There is a direct relationship between the practicality of having an online login and the frequency with which your patrons attend your organization. If you are selling mostly single tickets spread out through the year, a login requirement just creates an extra barrier for your patrons to purchase. While we’re all in favor of collecting information about your patrons, you have to weigh the pros and cons.
Certainty: If someone makes an e-commerce transaction with you, whether she bought a ticket or made a donation, sending a confirmation e-mail immediately is essential. There are few e-commerce websites that don’t confirm the purchase that you have just made. By leaving out this crucial step you will create a sense of confusion and concern amongst your buyers. When a confirmation comes instantly, the message your buyer gets is that you run a tight operation.
Maintain the Brand Experience: Integrate your online ticket buying with the rest of your website. Do not banish your ticket buyers to Siberia, sending them off to a ticket vendor’s site that looks nothing like yours. Maintaining your brand means extending the colors, language, and personality of your site into the ticket buying experience. This is your opportunity to show what it is like to be in a relationship with your organization.
Offer Every Kind of Transaction Online: Patrons want to transact with you online for nearly everything. They want to buy single tickets, make reservations, buy subscriptions, renew their subscriptions, exchange tickets, upgrade tickets, and donate the tickets or send the tickets to others. Our own research demonstrates the gap between what arts patrons want and what arts organizations currently provide: 73 percent of the arts patrons we surveyed said they were interested in buying and/or renewing their subscriptions online, but only 36 percent indicated that they actually HAVE bought or renewed a subscription online in the past year. It seems that the more online options you offer to your patrons, the happier they will be. (And the added benefit is that by offering more online, you also cut down on staff time handling phone calls.)

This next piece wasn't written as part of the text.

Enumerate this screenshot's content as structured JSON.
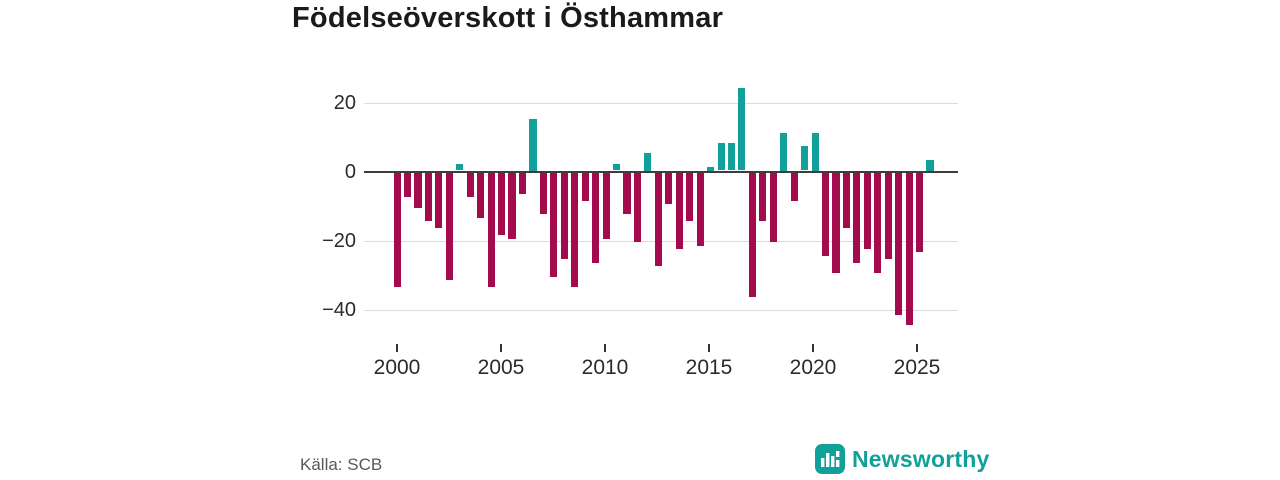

We realize that many of the things we’re talking about are sometimes not within your control. Most organizations work with outside vendors that provide web-based ticketing technology, and often in that case cannot control all of the things described above.
However, more and more, vendors do understand the need for all of these things and are working towards making them possible for you, and you should demand it. If they resist, think long and hard about whether that vendor is there to help you build your business, or their own.
The days of ticketing companies controlling your relationships with your patrons are coming to an end. We are in an era when building a relationship with your patrons is vitally important, and your vendor should be working for you in service of that objective. If they are not, make a change. Your patrons are yours, not theirs.
Let me conclude by sending you to an arts website that does all of these things exceptionally well: www.nyphil.org. (For disclosure purposes, the New York Philharmonic is a client.)
I’m also a subscriber personally. Recently I needed to exchange tickets a day before an upcoming subscription event. I logged on (in this case, I have a five-concert series, and I do have a log-in) and I was able to swap my tickets instantly, pick my seats for the next performance, all in about four minutes.
I already felt like my experience with the Phil was a joy. And I hadn’t even heard a note of music yet.